Brokers have shared their thoughts regarding a piece of mortgage-related content posted by the BBC with the aim of providing readers with three “ways to save money on [their] mortgage.”

The post suggested that borrowers may be able to tackle rising cost-of-living pressures by making overpayments on their mortgage, extending their mortgage term, or switching to an interest-only deal.

In light of this, some brokers have warned of the dangers of free online advice – with one referring to the post as “absolute drivel,” while another said it constituted “dangerous advice.”

Some suggested that the Financial Conduct Authority (FCA), under the new Consumer Duty regime, should clamp down on the people writing such advice, and “let regulated experts write regulated articles in the press.”

The Intermediary reached out to the BBC for comment prior to publication.


Emma Jones, managing director at Whenthebanksaysno.co.uk:

“This is dangerous advice and contains points that don’t actually save people money at all.

“Firstly, switching to interest-only means your balance never reduces which, if the journalist in question was qualified to give advice would know, means you pay more interest.

“Meanwhile, extending the term not only results in costing you more money in interest, it can sometimes mean you’re paying your mortgage off well into retirement.

“Speak with a qualified specialist.”

Luke Thompson, director at PAB Wealth Management:

“This is absolute drivel from ‘the Beeb’. Firstly, making overpayments is great but to give no context of how much you need to overpay by could give a false impression.

“I look forward to a follow-up article explaining how to change to an interest-only mortgage and the potential implications this could have for you in the future.

“As for extending the term of your mortgage, that is dependent on the lender as well as being age dependent. That’s a great piece of advice for someone in their 50s or 60s.

“Major news outlets spouting this kind of rubbish is exactly what people don’t need at the minute.

“All it does is give people unrealistic ideas of what may be achievable when their mortgage is due for renewal.

“I get that the BBC’s heart is in the right place but if they are going to put information like this on their website, their head needs to be, too.

“They should speak to someone who actually understands how mortgages work.”

Justin Moy, managing director at EHF Mortgages:

This is another example of poorly worded journalism that can lead borrowers to the wrong actions.

“Yes, they will help reduce monthly payments in the short term, but switching to interest-only and extending the term will cause a greater cost to the mortgage overall.

“Surely the FCA under its Consumer Duty banner needs to take an interest in poor articles that borrowers will assume is good advice from a trusted source, namely the BBC.

“Let regulated experts write regulated articles in the press.”

Craig Fish, director at Lodestone Mortgages & Protection:

“Honestly, this type of article is so misleading.

“Do the BBC genuinely not proof read what they are publishing, or validate it with professionals?

“The British public deserve better.

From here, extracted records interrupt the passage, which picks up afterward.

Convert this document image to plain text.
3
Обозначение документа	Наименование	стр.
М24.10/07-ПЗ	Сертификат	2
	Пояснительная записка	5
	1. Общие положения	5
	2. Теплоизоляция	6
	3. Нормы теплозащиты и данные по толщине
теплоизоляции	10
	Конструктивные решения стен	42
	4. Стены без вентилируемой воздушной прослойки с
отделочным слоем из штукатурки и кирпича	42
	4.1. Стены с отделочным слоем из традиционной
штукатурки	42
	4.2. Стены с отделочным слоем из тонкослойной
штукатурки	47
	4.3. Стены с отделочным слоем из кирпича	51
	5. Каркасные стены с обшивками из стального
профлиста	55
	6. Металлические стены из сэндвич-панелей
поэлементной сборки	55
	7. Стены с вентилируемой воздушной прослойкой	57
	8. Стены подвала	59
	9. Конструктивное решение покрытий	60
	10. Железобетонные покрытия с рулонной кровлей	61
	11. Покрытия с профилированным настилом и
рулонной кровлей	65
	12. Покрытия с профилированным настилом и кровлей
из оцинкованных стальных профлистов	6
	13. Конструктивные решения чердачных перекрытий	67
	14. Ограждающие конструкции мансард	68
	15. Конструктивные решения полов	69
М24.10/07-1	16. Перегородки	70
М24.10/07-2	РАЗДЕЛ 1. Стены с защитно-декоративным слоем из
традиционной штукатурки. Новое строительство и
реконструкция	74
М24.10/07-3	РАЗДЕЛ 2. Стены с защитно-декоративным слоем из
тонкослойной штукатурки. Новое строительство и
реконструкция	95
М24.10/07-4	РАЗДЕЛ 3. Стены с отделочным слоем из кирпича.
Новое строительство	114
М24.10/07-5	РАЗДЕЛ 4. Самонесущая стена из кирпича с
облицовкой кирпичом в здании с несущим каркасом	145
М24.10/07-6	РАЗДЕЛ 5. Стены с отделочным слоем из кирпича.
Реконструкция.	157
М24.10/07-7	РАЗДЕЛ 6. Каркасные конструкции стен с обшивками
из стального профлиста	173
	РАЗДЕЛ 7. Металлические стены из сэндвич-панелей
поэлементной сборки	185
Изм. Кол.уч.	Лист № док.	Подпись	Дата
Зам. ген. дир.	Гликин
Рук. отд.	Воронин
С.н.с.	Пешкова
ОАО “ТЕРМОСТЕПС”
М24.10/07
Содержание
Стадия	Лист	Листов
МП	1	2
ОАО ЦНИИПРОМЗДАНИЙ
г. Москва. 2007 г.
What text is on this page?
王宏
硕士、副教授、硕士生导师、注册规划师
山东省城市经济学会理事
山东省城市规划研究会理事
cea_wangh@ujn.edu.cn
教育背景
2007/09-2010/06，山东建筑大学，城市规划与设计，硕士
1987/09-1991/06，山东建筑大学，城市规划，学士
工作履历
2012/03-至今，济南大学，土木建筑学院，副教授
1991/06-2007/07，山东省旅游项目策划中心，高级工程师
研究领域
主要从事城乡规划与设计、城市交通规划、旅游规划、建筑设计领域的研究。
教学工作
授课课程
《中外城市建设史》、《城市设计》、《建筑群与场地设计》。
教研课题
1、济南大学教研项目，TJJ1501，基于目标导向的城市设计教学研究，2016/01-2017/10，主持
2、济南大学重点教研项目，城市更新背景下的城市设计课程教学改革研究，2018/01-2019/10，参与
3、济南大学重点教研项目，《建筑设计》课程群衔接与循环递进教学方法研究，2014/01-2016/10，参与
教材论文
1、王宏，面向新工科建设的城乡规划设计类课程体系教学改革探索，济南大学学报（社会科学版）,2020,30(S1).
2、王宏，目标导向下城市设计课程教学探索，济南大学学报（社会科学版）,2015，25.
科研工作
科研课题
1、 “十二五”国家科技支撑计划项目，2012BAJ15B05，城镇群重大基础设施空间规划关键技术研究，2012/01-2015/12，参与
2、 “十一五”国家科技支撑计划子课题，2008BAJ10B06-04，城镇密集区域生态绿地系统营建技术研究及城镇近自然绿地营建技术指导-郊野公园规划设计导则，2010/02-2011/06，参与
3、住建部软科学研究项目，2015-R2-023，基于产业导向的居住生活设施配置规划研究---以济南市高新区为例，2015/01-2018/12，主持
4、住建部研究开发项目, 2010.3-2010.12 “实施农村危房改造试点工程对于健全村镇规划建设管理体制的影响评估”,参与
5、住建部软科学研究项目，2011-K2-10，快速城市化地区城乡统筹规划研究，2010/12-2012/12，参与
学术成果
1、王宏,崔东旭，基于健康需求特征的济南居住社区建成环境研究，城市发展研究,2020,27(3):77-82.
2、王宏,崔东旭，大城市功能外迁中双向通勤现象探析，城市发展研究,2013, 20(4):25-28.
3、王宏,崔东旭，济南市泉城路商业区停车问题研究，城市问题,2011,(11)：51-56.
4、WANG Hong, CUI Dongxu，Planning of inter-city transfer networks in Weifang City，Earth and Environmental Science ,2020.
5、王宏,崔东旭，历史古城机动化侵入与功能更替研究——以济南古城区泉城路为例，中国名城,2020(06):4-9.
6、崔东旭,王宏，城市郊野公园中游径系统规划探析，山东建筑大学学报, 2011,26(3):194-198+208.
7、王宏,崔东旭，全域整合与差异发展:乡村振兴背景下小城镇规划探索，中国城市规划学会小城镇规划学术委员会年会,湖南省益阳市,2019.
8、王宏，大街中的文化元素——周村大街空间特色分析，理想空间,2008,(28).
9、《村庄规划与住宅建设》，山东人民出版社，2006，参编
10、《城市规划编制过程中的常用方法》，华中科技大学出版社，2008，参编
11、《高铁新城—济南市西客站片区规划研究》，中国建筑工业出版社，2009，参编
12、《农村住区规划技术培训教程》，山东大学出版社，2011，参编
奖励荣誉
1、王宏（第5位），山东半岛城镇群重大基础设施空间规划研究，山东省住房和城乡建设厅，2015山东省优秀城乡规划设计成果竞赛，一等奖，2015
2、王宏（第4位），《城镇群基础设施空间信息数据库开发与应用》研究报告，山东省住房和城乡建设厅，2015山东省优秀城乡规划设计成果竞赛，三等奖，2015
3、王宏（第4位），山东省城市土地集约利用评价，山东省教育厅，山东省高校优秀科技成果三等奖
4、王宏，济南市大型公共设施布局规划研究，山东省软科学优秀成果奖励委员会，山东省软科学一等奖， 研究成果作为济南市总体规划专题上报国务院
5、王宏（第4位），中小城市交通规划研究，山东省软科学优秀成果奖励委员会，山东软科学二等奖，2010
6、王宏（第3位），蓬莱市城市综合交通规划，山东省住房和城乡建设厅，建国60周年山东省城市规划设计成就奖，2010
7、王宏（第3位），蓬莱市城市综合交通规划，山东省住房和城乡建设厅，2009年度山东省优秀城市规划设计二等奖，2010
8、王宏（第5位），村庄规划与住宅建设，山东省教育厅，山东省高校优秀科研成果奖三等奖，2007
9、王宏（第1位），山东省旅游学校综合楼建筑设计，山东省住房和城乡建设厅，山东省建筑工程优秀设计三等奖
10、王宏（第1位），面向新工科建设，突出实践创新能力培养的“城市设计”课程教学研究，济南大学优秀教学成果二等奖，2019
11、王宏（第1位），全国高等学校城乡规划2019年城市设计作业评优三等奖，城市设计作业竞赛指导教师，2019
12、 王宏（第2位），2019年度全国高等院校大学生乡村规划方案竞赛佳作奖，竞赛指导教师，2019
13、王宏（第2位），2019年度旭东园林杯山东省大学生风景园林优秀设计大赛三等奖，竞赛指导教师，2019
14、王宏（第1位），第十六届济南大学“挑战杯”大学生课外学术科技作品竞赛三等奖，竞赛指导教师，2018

Financial Conduct Authority: where are you?”

Ranald Mitchell, director at Charwin Private Clients:

“This is poor from the BBC. The article, while designed to help struggling and worried consumers, is far from useful and lacks any depth or reality.

“Given that the BBC is a trusted source of information for millions of people, surely working with reputable, qualified brokers would enhance the quality of their reporting, providing their audience with a clearer insight into what’s really going on in today’s market?”

Stephen Perkins, managing director at Yellow Brick Mortgages:

“This is disappointing given the usual rigorous nature of the BBC.

“While the suggestions may reduce the monthly payment on a mortgage, they certainly don’t save money on the mortgage as they will cost more in the long term.

“It’s another great example of why articles like these, which could be construed as advice, should be left to qualified individuals who actually understand the subject matter.

“They should replace the entire list with: ‘Speak to a mortgage broker about your circumstances for personalised advice.”

Peter Stamford, director and mortgage expert at Moor Mortgages:

“This is unfortunate summarising. If you click on ‘Read More Here’, you are taken to the full article, from August, which explains the negatives around each of these suggestions.

“BBC editors should look at this summarisation and rework it. In isolation, and without context, language can be misleading.”

Samuel Mather-Holgate, independent financial adviser at Mather and Murray Financial:

“Not only is this written by someone with no relevant qualifications, but mortgage brokers’ websites have to be plastered with risk warnings to ensure customers don’t act on advice not personalised to them.

“I see no such disclaimers presented by the Beeb. An omnishambles.”

Graham Cox, founder at Self-Employed Mortgage Broker SEMH:

“The Beeb have dropped the ball here, conflating reducing monthly mortgage payments with saving money.

“Extending the term and moving onto interest-only will do the former, but will be far more expensive in the long run because of all the extra interest the borrower will pay.

“The FCA probably need to provide guidance to ensure media organisations don’t publish misleading ‘advice’ that the unwary treat as gospel.”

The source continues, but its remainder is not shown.